ジャズバンドの出演者全員が吹き替えなしでジャズ演奏をしているところに好感が持てる。
わっこ

**ネタバレ注意**
映画を見終った人むけのレビューです。

これ以降の文章には映画の内容に関する重要な情報が書かれています。
まだ映画を見ていない人がみると映画の面白さを損なうことがありますのでご注意下さい。







ジャズバンドを結成した高校生たちの青春コメディ映画。

ともかくジャズバンドの出演者全員が吹き替えなしでジャズ演奏をしているところに好感が持てる。同系種の映画だと『スクール・オブ・ロック』があるが、この映画の主人公たちの場合は特別に楽器演奏の才能に優れているわけではない初心者ばかりで、楽器の音をちゃんと出せるようになるところから練習手順がしっかり描かれているところが親近感があってなかなかよい。

また主人公たちが遭遇する障害も楽器購入の資金調達のために主人公たちがスーパーでバイトして稼がなくてはならなかったり、楽器購入に関しても中古品を購入したために故障していて、わざわざ修理するために仲間のツテを頼りにしたり、練習する場所に困りカラオケを利用したりするなど練習過程での障害が細かく描かれているところも興味深い。
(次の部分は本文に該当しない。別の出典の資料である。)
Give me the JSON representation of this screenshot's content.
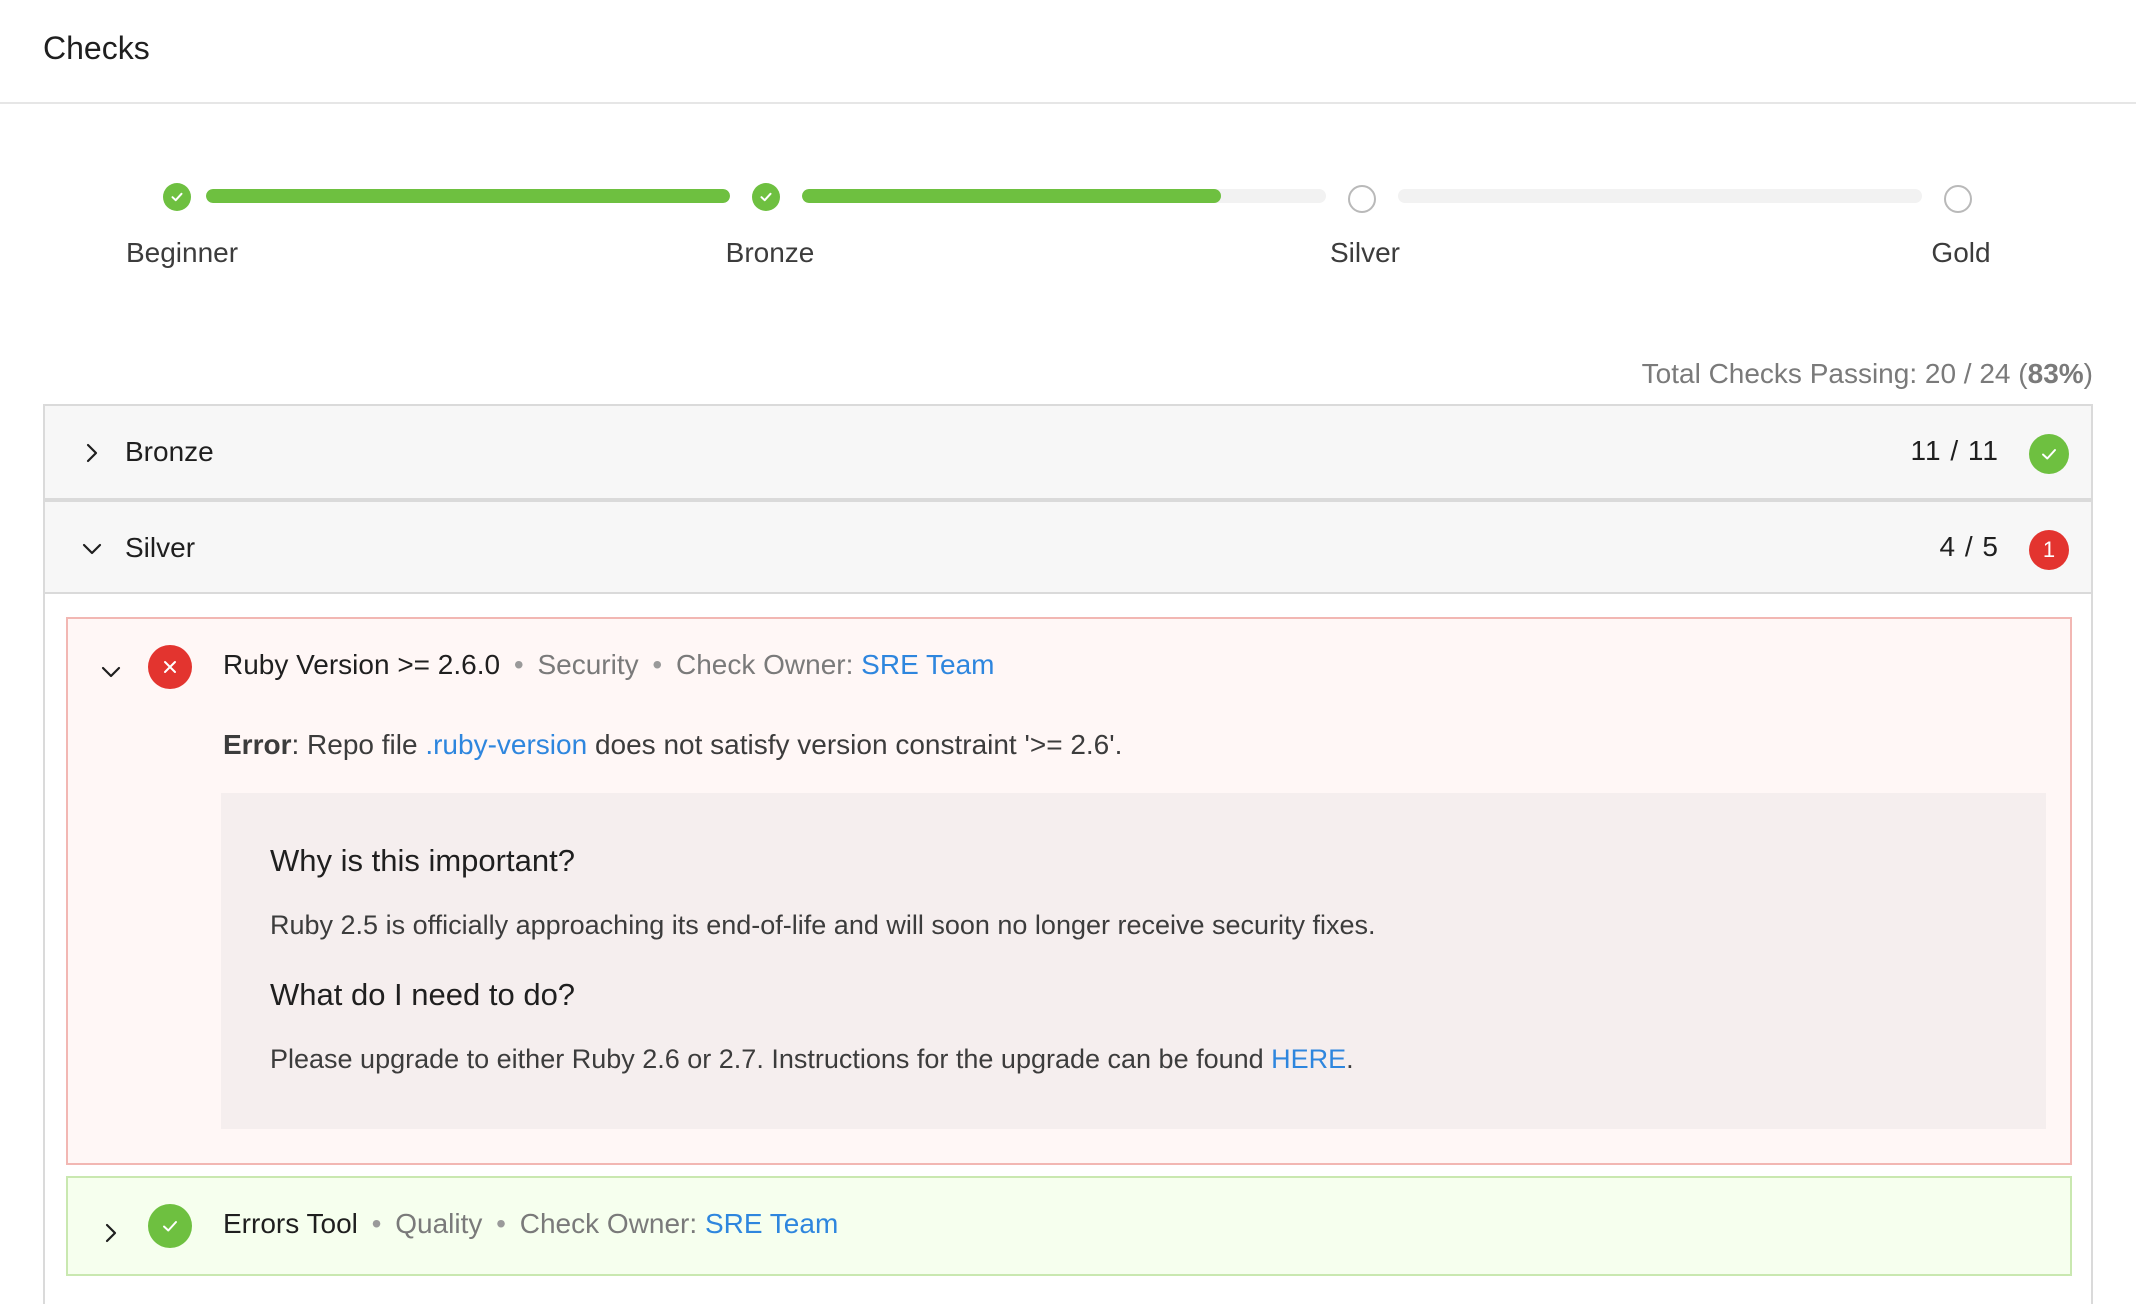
{
  "header": {
    "title": "Checks"
  },
  "stepper": {
    "steps": [
      {
        "label": "Beginner",
        "status": "complete"
      },
      {
        "label": "Bronze",
        "status": "complete"
      },
      {
        "label": "Silver",
        "status": "incomplete"
      },
      {
        "label": "Gold",
        "status": "incomplete"
      }
    ],
    "segments_progress": [
      1.0,
      0.8,
      0.0
    ]
  },
  "summary": {
    "prefix": "Total Checks Passing: 20 / 24 (",
    "percent": "83%",
    "suffix": ")"
  },
  "levels": [
    {
      "name": "Bronze",
      "count": "11 / 11",
      "status": "passing",
      "expanded": false
    },
    {
      "name": "Silver",
      "count": "4 / 5",
      "status": "failing",
      "failing_count": "1",
      "expanded": true
    }
  ],
  "checks": [
    {
      "name": "Ruby Version >= 2.6.0",
      "category": "Security",
      "owner_label": "Check Owner:",
      "owner": "SRE Team",
      "separator": "•",
      "status": "failing",
      "error_label": "Error",
      "error_pre": ": Repo file ",
      "error_file": ".ruby-version",
      "error_post": " does not satisfy version constraint '>= 2.6'.",
      "why_heading": "Why is this important?",
      "why_text": "Ruby 2.5 is officially approaching its end-of-life and will soon no longer receive security fixes.",
      "todo_heading": "What do I need to do?",
      "todo_text": "Please upgrade to either Ruby 2.6 or 2.7. Instructions for the upgrade can be found ",
      "todo_link": "HERE",
      "todo_end": "."
    },
    {
      "name": "Errors Tool",
      "category": "Quality",
      "owner_label": "Check Owner:",
      "owner": "SRE Team",
      "separator": "•",
      "status": "passing"
    }
  ],
  "colors": {
    "success": "#6ec040",
    "danger": "#e3342f",
    "link": "#2e86de"
  }
}
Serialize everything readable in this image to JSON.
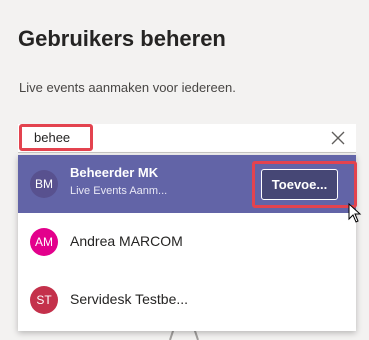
{
  "panel": {
    "title": "Gebruikers beheren",
    "subtitle": "Live events aanmaken voor iedereen."
  },
  "search": {
    "value": "behee"
  },
  "results": [
    {
      "initials": "BM",
      "name": "Beheerder MK",
      "subtitle": "Live Events Aanm...",
      "avatar_color": "#58518f",
      "add_label": "Toevoe..."
    },
    {
      "initials": "AM",
      "name": "Andrea MARCOM",
      "avatar_color": "#e3008c"
    },
    {
      "initials": "ST",
      "name": "Servidesk Testbe...",
      "avatar_color": "#c4314b"
    }
  ],
  "colors": {
    "selected_row": "#6264a7",
    "highlight": "#e3434f"
  }
}
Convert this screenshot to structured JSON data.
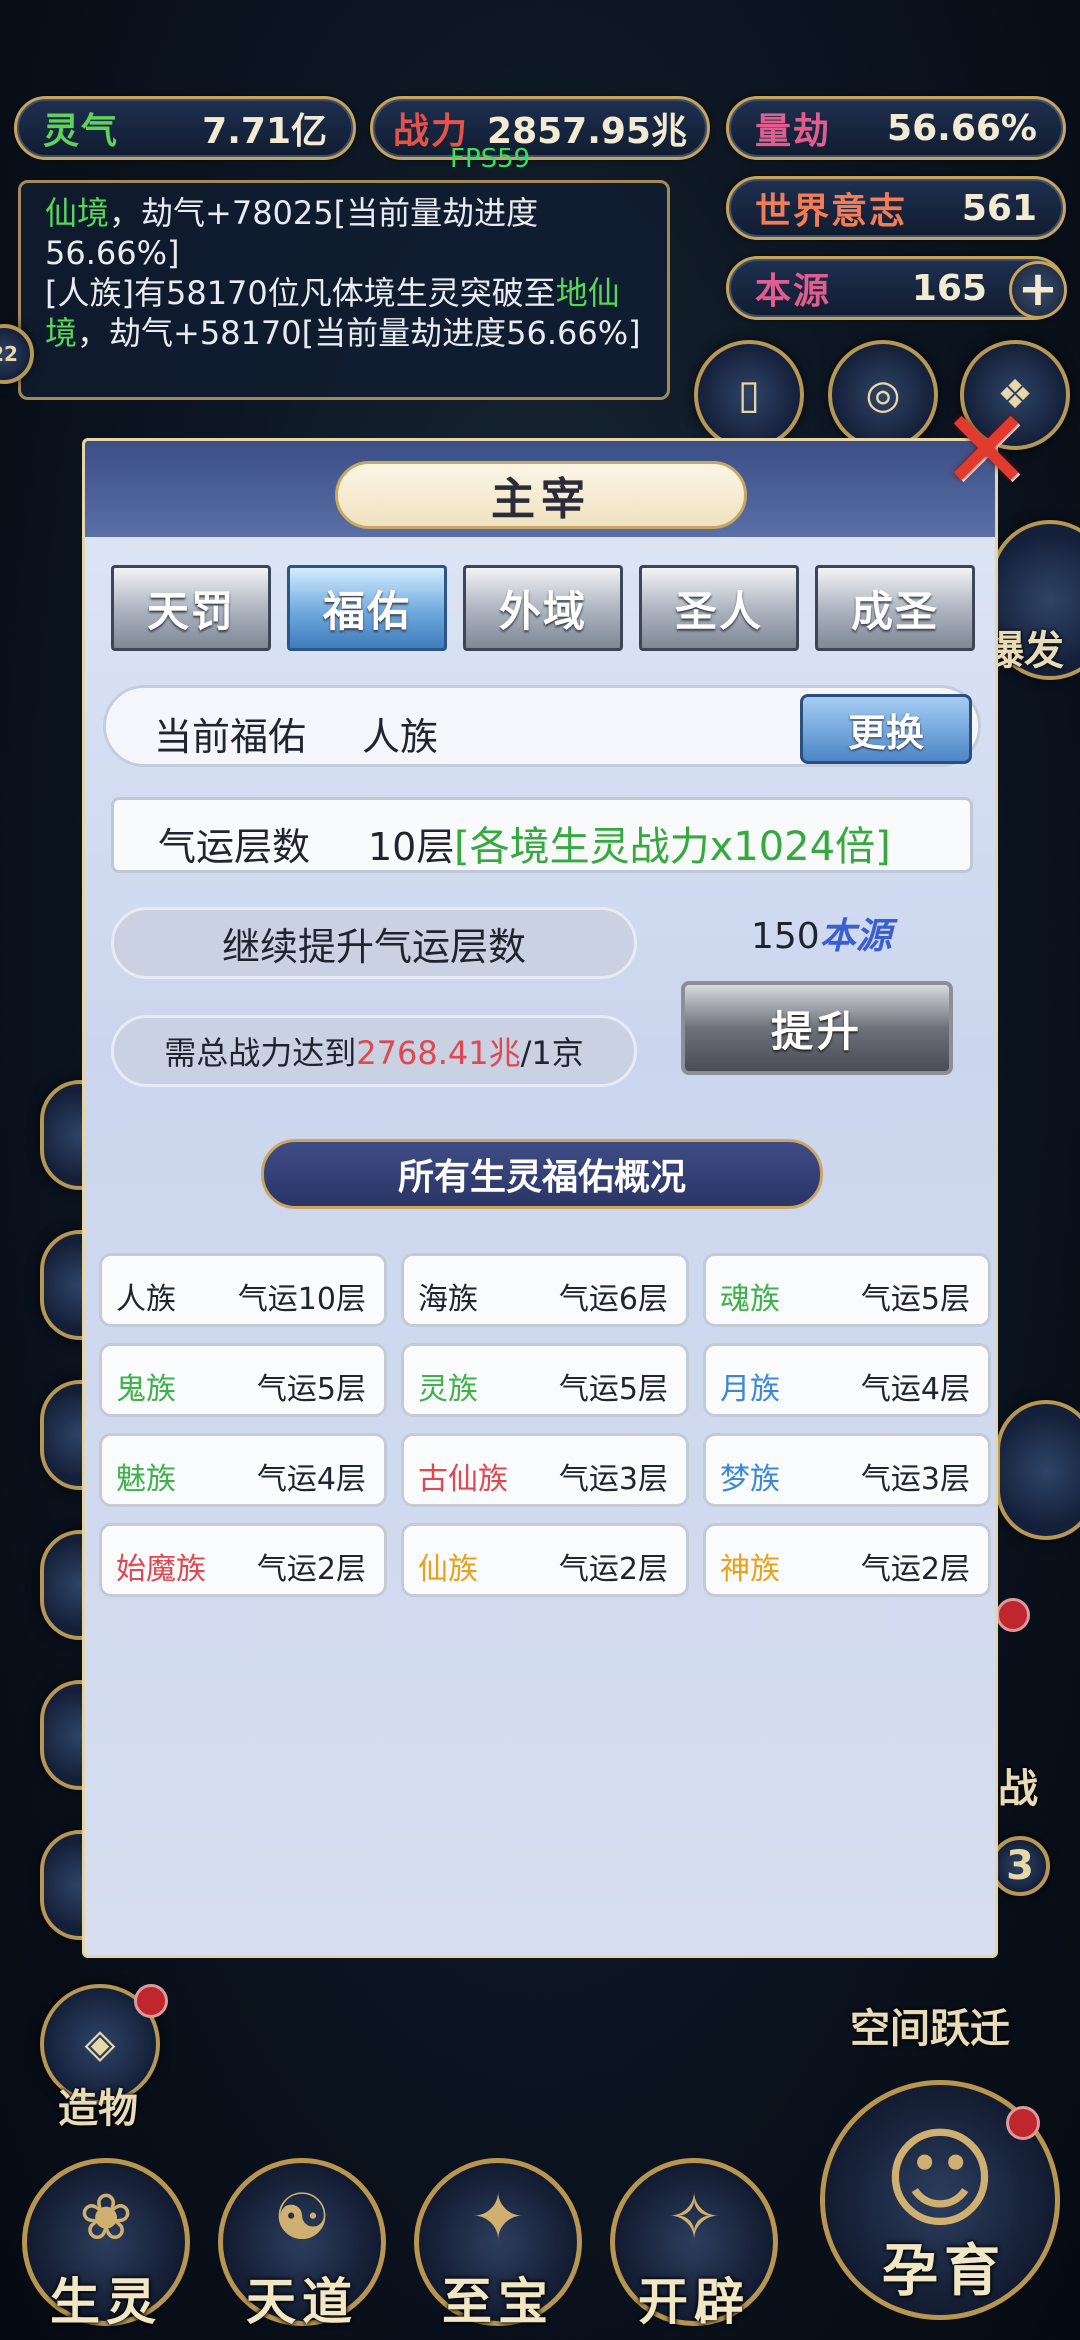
{
  "hud": {
    "lingqi": {
      "label": "灵气",
      "value": "7.71亿"
    },
    "zhanli": {
      "label": "战力",
      "value": "2857.95兆"
    },
    "liangjie": {
      "label": "量劫",
      "value": "56.66%"
    },
    "shijie": {
      "label": "世界意志",
      "value": "561"
    },
    "benyuan": {
      "label": "本源",
      "value": "165",
      "plus": "+"
    },
    "fps": "FPS59"
  },
  "log": {
    "line1_green": "仙境",
    "line1_rest": "，劫气+78025[当前量劫进度56.66%]",
    "line2_pre": "[人族]有58170位凡体境生灵突破至",
    "line2_green": "地仙境",
    "line2_rest": "，劫气+58170[当前量劫进度56.66%]"
  },
  "side": {
    "left_edge": "22",
    "right_baofa": "爆发",
    "space_jump": "空间跃迁",
    "zaowu": "造物",
    "right_num": "3",
    "right_zhan": "战"
  },
  "dialog": {
    "title": "主宰",
    "close": "✕",
    "tabs": [
      "天罚",
      "福佑",
      "外域",
      "圣人",
      "成圣"
    ],
    "current": {
      "label": "当前福佑",
      "value": "人族",
      "swap": "更换"
    },
    "luck": {
      "label": "气运层数",
      "value": "10层",
      "bonus": "[各境生灵战力x1024倍]"
    },
    "upgrade": {
      "label": "继续提升气运层数",
      "cost_num": "150",
      "cost_unit": "本源",
      "req_pre": "需总战力达到",
      "req_val": "2768.41兆",
      "req_post": "/1京",
      "button": "提升"
    },
    "overview_title": "所有生灵福佑概况",
    "races": [
      {
        "name": "人族",
        "level": "气运10层",
        "color": "#1f2430"
      },
      {
        "name": "海族",
        "level": "气运6层",
        "color": "#1f2430"
      },
      {
        "name": "魂族",
        "level": "气运5层",
        "color": "#3fb04a"
      },
      {
        "name": "鬼族",
        "level": "气运5层",
        "color": "#3fb04a"
      },
      {
        "name": "灵族",
        "level": "气运5层",
        "color": "#3fb04a"
      },
      {
        "name": "月族",
        "level": "气运4层",
        "color": "#3b88d6"
      },
      {
        "name": "魅族",
        "level": "气运4层",
        "color": "#3fb04a"
      },
      {
        "name": "古仙族",
        "level": "气运3层",
        "color": "#e0484f"
      },
      {
        "name": "梦族",
        "level": "气运3层",
        "color": "#3b88d6"
      },
      {
        "name": "始魔族",
        "level": "气运2层",
        "color": "#e0484f"
      },
      {
        "name": "仙族",
        "level": "气运2层",
        "color": "#e8a21a"
      },
      {
        "name": "神族",
        "level": "气运2层",
        "color": "#e8a21a"
      }
    ]
  },
  "nav": {
    "items": [
      {
        "label": "生灵",
        "icon": "spirit-icon"
      },
      {
        "label": "天道",
        "icon": "heaven-icon"
      },
      {
        "label": "至宝",
        "icon": "treasure-icon"
      },
      {
        "label": "开辟",
        "icon": "create-icon"
      }
    ],
    "big": {
      "label": "孕育",
      "icon": "nurture-icon"
    }
  },
  "colors": {
    "gold": "#c7a45a",
    "green": "#58d65a",
    "red": "#e0484f",
    "blue": "#3b88d6",
    "orange": "#e8a21a"
  }
}
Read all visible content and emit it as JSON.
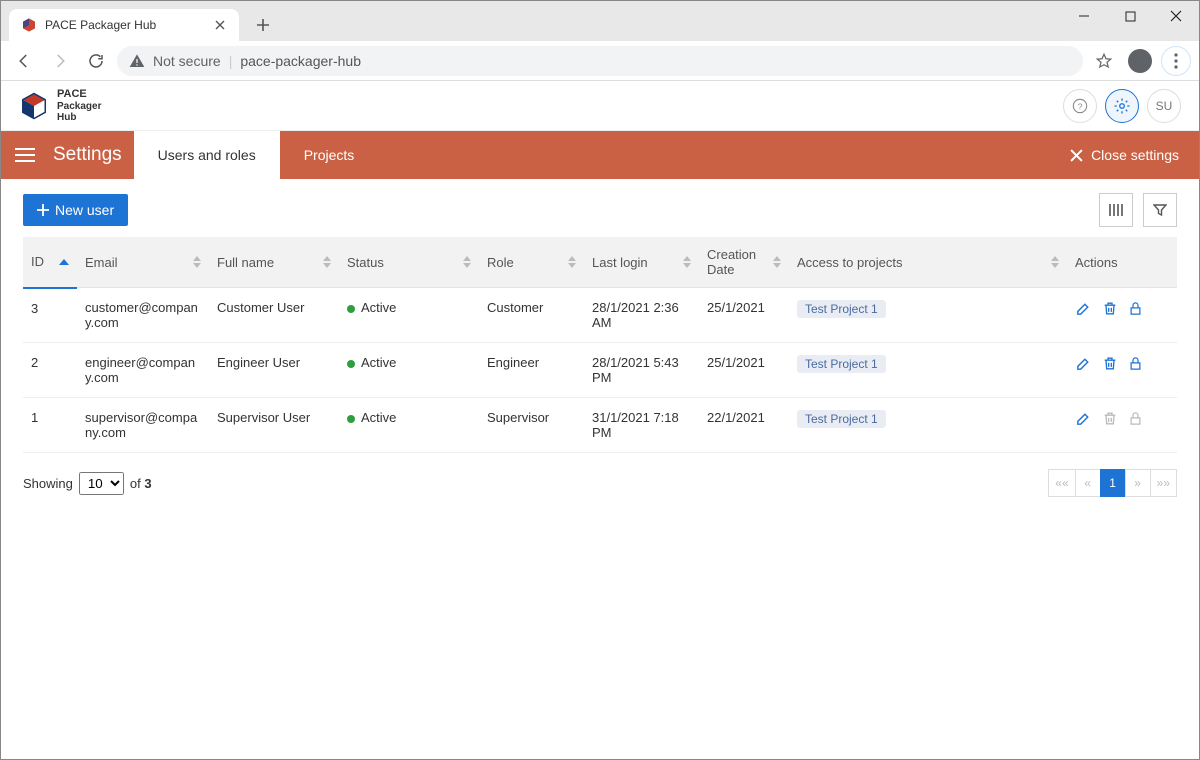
{
  "browser": {
    "tab_title": "PACE Packager Hub",
    "not_secure": "Not secure",
    "url": "pace-packager-hub"
  },
  "app_header": {
    "brand_line1": "PACE",
    "brand_line2": "Packager",
    "brand_line3": "Hub",
    "user_initials": "SU"
  },
  "orange": {
    "title": "Settings",
    "tab_users": "Users and roles",
    "tab_projects": "Projects",
    "close": "Close settings"
  },
  "toolbar": {
    "new_user": "New user"
  },
  "columns": {
    "id": "ID",
    "email": "Email",
    "full_name": "Full name",
    "status": "Status",
    "role": "Role",
    "last_login": "Last login",
    "creation_date": "Creation Date",
    "access": "Access to projects",
    "actions": "Actions"
  },
  "rows": [
    {
      "id": "3",
      "email": "customer@company.com",
      "full_name": "Customer User",
      "status": "Active",
      "role": "Customer",
      "last_login": "28/1/2021 2:36 AM",
      "creation_date": "25/1/2021",
      "project": "Test Project 1",
      "lock_disabled": false,
      "delete_disabled": false
    },
    {
      "id": "2",
      "email": "engineer@company.com",
      "full_name": "Engineer User",
      "status": "Active",
      "role": "Engineer",
      "last_login": "28/1/2021 5:43 PM",
      "creation_date": "25/1/2021",
      "project": "Test Project 1",
      "lock_disabled": false,
      "delete_disabled": false
    },
    {
      "id": "1",
      "email": "supervisor@company.com",
      "full_name": "Supervisor User",
      "status": "Active",
      "role": "Supervisor",
      "last_login": "31/1/2021 7:18 PM",
      "creation_date": "22/1/2021",
      "project": "Test Project 1",
      "lock_disabled": true,
      "delete_disabled": true
    }
  ],
  "footer": {
    "showing": "Showing",
    "of": "of",
    "total": "3",
    "page_size": "10",
    "first": "««",
    "prev": "«",
    "current": "1",
    "next": "»",
    "last": "»»"
  }
}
主人公役の上野樹里は顔立ちや芸風が松本明子に似ていてコメディ演技にかなりやりなれた感があり上手い。ギャグシーンもアメリカのコメディ映画のような印象で演出の仕方が上手く結構笑える。

ただ、せっかくジャズバンドを結成する高校生の話なのに主人公たちの練習シーンが中盤以降ほとんどなかったのはいただけない。またストーリー展開的にも最初の頃にあった主人公たちのジャズ演奏の上達という目標は中盤で既に達成されてしまい、主人公たちのジャズ演奏上達後の展開はテーマ性にやや欠けた感じで、一応県大会出場にするという展開で大きな障害は発生するが、それすらも特に深刻な事態に発展することもなくあっさりと主人公たちのジャズバンドは県大会に出場してしまいなんだか拍子抜け。もっと県大会に意気込む主人公たちの練習風景とか葛藤とかを描いてもよかったのではないのかという気がする。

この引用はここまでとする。